In response to an online campaign by a group of parents who wanted to see a new generation of toys with greater diversity in the playroom.
Following the calling of parents of children with disabilities for a makeover of children's toys, and their campaign for large manufacturers to make the toy industry more inclusive of kids with disabilities, one British toy maker has responded.
Makies noticed the #ToyLikeMe campaign on Facebook and Twitter and started producing dolls that have walking aids, hearing aids and birthmarks.
The dolls are made from 3D printers, and have accessories such as hearing aids, walking canes, and even facial birth marks. The line plans to continue expanding to include wheelchairs in the near future.
“In just the past few days we've received hundreds of suggestions and requests for Makie dolls with the new inclusive accessories, which is just amazing, and we're rising to meet that need,” Matthew Wiggins, the company’s chief technology officer, told Today.com.
#TOYLIKEME
There are more than 770,000 children with disabilities under the age of 16 in the UK, meaning every one in 20 children has some disability, according to the Disabled Living Foundation.
Unsatisfied with what is available to buy, the campaign has been giving big-brand dolls home makeovers, modifying them so they positively reflect disability and posting those images on social media to inspire other parents, and more importantly big toy makers, to do similar.
Rebecca Atkinson, a journalist in The Guardian, wrote in the British newspaper how she decided to start the #Toylikeme campaign.
“Four weeks ago I stood back and looked at our toy box in a new light. A penny dropped. Not one plastic figure had a wheelchair, or a hearing aid, a white cane or any kind of disability at all”, she recalled.
That was very familiar for her, because, as she said: “I was one of those kids. I’d grown up wearing hearing aids and never seen myself represented anywhere. There were no deaf people on TV, in the comics I read or the toys I played with.”
She then “messaged two friends with children with disabilities: Karen Newell, a former play consultant for Ragdoll Productions who has a son with visual impairment, and the deaf writer Melissa Mostyn who has a daughter with cerebral palsy”, and “set up a Facebook page and a Twitter account and started using the hashtag #toylikeme.”
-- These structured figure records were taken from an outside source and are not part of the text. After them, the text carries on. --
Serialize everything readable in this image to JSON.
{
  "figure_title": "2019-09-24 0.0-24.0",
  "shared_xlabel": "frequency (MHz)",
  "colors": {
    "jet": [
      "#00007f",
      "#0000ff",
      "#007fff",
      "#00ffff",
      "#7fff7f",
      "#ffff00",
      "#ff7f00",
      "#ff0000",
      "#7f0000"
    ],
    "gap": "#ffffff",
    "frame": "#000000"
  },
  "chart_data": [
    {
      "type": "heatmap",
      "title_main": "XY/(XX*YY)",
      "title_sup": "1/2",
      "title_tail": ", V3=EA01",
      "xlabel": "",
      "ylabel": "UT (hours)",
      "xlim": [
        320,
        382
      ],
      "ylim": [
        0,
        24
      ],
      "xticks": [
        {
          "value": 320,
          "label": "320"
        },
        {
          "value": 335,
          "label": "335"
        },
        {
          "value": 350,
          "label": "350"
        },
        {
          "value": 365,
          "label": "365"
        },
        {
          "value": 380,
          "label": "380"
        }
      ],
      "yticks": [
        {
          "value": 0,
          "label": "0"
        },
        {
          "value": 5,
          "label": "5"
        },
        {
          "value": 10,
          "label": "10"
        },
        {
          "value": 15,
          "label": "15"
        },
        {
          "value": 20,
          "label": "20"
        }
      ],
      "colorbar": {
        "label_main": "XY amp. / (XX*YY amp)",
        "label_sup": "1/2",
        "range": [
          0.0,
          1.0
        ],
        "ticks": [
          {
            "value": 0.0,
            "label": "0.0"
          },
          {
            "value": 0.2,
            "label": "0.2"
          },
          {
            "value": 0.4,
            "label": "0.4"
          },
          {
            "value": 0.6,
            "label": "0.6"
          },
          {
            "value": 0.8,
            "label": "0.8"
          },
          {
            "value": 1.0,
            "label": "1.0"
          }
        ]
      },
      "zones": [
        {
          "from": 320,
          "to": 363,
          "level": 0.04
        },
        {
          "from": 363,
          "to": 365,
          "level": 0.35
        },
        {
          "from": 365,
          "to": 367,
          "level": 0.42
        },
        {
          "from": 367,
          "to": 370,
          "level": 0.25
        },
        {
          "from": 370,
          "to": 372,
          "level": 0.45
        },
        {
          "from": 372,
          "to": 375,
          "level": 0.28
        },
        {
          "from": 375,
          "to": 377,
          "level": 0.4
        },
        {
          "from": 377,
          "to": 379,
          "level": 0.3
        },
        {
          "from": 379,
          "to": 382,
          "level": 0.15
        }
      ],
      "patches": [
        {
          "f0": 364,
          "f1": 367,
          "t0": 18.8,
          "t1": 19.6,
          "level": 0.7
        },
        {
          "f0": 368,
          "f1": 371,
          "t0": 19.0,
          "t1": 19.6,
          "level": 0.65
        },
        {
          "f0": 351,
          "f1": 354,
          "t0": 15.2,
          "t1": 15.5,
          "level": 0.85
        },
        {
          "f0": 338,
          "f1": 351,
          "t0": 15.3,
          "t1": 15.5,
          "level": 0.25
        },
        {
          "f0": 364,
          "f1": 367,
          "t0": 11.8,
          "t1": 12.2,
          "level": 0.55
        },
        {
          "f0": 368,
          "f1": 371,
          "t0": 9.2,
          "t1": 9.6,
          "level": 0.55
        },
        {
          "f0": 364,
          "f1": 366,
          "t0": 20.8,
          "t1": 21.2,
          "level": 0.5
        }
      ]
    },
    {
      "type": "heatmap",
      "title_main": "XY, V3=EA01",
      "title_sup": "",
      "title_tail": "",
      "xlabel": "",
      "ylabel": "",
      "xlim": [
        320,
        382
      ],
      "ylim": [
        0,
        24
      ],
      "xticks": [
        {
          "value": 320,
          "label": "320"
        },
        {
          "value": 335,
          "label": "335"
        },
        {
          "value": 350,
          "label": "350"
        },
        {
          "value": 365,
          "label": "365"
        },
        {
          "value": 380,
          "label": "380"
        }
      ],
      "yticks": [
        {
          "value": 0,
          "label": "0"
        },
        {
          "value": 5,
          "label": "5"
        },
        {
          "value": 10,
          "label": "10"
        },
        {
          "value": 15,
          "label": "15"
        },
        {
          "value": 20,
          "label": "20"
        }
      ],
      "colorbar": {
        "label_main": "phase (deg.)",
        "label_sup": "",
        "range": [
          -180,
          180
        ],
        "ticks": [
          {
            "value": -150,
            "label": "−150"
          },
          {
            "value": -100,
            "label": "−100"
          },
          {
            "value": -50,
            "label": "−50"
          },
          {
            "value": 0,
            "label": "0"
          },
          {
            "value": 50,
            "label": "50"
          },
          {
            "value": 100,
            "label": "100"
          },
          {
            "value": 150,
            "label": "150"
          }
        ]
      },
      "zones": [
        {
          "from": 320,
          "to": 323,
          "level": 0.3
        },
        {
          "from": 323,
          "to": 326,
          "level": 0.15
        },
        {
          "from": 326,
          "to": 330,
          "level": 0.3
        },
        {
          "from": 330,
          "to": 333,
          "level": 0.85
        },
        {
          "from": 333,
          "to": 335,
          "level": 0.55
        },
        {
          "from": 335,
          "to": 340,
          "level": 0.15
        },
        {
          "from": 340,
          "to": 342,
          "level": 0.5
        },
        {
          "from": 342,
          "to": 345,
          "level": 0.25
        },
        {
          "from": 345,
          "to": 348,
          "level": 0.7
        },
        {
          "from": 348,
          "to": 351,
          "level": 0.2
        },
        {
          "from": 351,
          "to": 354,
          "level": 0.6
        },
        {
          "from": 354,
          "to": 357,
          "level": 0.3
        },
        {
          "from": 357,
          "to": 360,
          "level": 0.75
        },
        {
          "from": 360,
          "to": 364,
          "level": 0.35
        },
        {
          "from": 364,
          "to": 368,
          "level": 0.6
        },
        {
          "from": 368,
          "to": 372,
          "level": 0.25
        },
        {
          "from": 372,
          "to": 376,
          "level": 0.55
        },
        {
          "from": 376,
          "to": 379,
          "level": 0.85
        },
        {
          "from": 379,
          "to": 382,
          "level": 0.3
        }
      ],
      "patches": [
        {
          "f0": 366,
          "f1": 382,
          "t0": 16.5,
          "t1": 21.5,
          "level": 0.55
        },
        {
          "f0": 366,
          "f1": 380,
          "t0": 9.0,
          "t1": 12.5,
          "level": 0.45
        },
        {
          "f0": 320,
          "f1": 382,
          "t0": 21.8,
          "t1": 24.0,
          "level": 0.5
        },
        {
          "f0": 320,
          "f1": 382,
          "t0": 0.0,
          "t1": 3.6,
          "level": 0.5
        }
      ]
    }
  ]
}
They started to make their own disabled dolls, and posted the results online. Within days we went viral as parents shared our image of Disney’s Tinker Bell with a cochlear implant, and other parents from all around the world began sharing and liking Toy Like Me at a rate of one a minute.
STILL SO MUCH TO DO
Besides Makis, another company called Arklu, which already produce 25% of their dolls with glasses, has also decided to make an effort to look at ways to make more disables dolls in the future its future.
As Atkinson stated: “But what about the big girls and boys in the toy world? The Legos, Mattels, Playmobils?, we have tweeted them, we have tagged them, we have talked about them, we have sent them invites. But as yet, they still haven’t come out to play.”